At one point, the 10-year Treasury note hit 3.19%, its highest yield since late 2018.
The moves follow an incredibly volatile week on Wall Street. It marked the fifth straight week of losses for all three major US stock indexes.
“The Ukraine war, a global energy shock and the risk the Fed tries to fight the supply-driven inflation have sparked a reassessment of macro scenarios among market participants,” wrote Blackrock analysts in a note Monday morning. “We also see little chance of a perfect economic scenario of low inflation and growth humming along.”
“I’ve been in the markets for 25 years and I’ve never seen anything like this,” said Danielle DiMartino Booth, CEO and chief strategist for Quill Intelligence, a Wall Street and Federal Reserve research firm. “It’s violent not just volatile.”
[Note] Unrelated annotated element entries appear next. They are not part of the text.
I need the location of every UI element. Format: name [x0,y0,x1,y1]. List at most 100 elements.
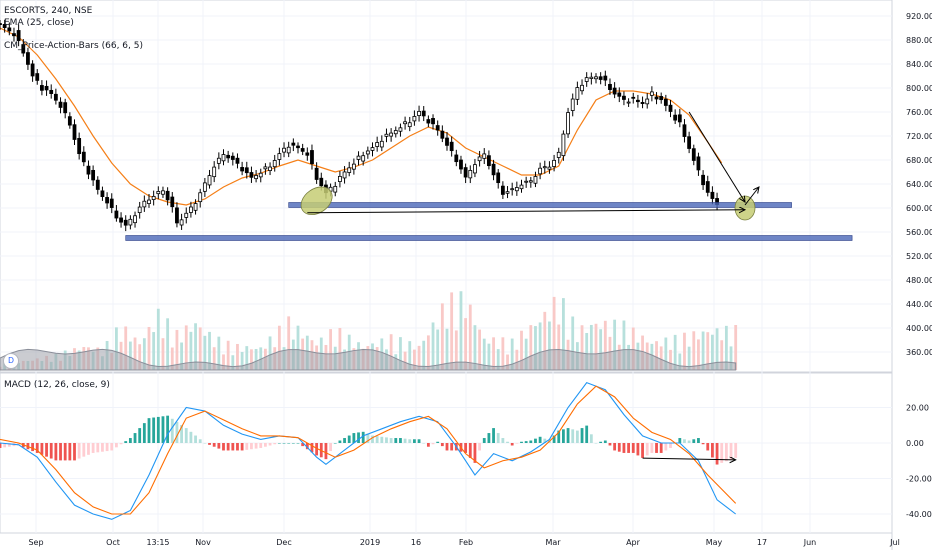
macd-histogram-bar [291,443,295,444]
price-axis[interactable]: 360.00 400.00 440.00 480.00 520.00 560.00 600.… [906,12,932,519]
volume-bar [589,324,593,370]
candle-body [282,147,286,153]
ema-legend[interactable]: EMA (25, close) [4,18,74,28]
candle-body [109,198,114,208]
candle-body [612,87,617,95]
macd-tick-label: 0.00 [906,439,924,448]
volume-bar [152,332,156,370]
candle-body [473,164,477,174]
macd-histogram-bar [706,443,710,451]
candle-body [407,122,412,128]
candle-body [710,191,715,199]
macd-histogram-bar [603,440,607,443]
candle-body [53,93,58,101]
candle-body [482,153,487,159]
macd-histogram-bar [63,443,67,461]
time-axis[interactable]: Sep Oct 13:15 Nov Dec 2019 16 Feb Mar Apr May 17 Jun… [28,538,899,547]
macd-histogram-bar [54,443,58,461]
support-band-upper [288,202,792,208]
price-tick-label: 560.00 [906,228,932,237]
macd-histogram-bar [124,441,128,443]
candle-body [26,52,30,65]
macd-histogram-bar [254,443,258,449]
volume-bar [557,324,561,370]
candle-body [459,159,463,170]
macd-histogram-bar [226,443,230,451]
macd-histogram-bar [296,443,300,444]
time-tick-label: 16 [411,538,421,547]
time-tick-label: 17 [757,538,767,547]
time-tick-label: Nov [195,538,211,547]
price-tick-label: 640.00 [906,180,932,189]
price-tick-label: 920.00 [906,12,932,21]
macd-histogram-bar [715,443,719,465]
price-tick-label: 720.00 [906,132,932,141]
macd-histogram-bar [147,418,151,443]
candle-body [412,116,417,122]
volume-bar [692,331,696,370]
candle-body [16,30,21,42]
macd-histogram-bar [622,443,626,453]
volume-bar [468,304,472,370]
macd-histogram-bar [31,443,34,452]
macd-histogram-bar [506,441,509,443]
candle-body [268,166,272,171]
candle-body [696,156,701,171]
candle-body [40,85,44,91]
macd-histogram-bar [566,428,570,443]
volume-bar [529,325,533,370]
volume-bar [706,332,710,370]
macd-histogram-bar [492,428,495,443]
macd-histogram-bar [724,443,728,462]
macd-histogram-bar [273,443,277,445]
macd-histogram-bar [445,443,449,451]
candle-body [207,175,212,186]
macd-histogram-bar [389,438,393,443]
volume-bar [431,322,435,370]
time-tick-label: Oct [106,538,120,547]
volume-bar [403,351,407,370]
volume-bar [399,337,402,370]
macd-legend[interactable]: MACD (12, 26, close, 9) [4,380,110,390]
macd-histogram-bar [73,443,76,461]
macd-histogram-bar [222,443,225,451]
macd-histogram-bar [245,443,249,450]
candle-body [161,190,165,195]
candle-body [654,96,659,100]
macd-tick-label: 20.00 [906,404,929,413]
macd-histogram-bar [357,432,360,443]
volume-bar [454,330,458,370]
candle-body [379,140,384,148]
macd-histogram-bar [711,443,714,458]
volume-badge[interactable]: D [3,353,19,369]
macd-annotation-arrow [642,458,736,460]
macd-histogram-bar [110,443,114,451]
macd-histogram-bar [35,443,39,453]
ema-path [0,27,723,206]
candle-body [510,188,515,191]
volume-bar [711,334,714,370]
price-action-legend[interactable]: CM_Price-Action-Bars (66, 6, 5) [4,41,143,51]
macd-histogram-bar [413,439,416,443]
highlight-ellipse-left [300,186,333,216]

Investors are waiting for a key inflation gauge, the Consumer Price Index, later this week.
“If you want to be a cup-half-full sort of person, the lack of new bad news is something to hold onto and Wednesday should see US core and headline CPI inflation fall back,” wrote Societe Generale strategist Kit Juckes in a note Monday. A drop in inflation could “calm markets sufficiently” and reverse the sell-off by the weekend, he said.
Still, as earnings season draws to its conclusion, forecasts for the next quarter remain weak. Mentions of ‘weak demand’ in earnings reports are now at their higher level since the second quarter of 2020, according to research by Bank of America analysts.
“Our guidance ratio, earnings revision ratio, and corporate sentiment reading all plummeted to the lowest since [the second quarter of 2020],” they wrote, “adding to recession concerns.”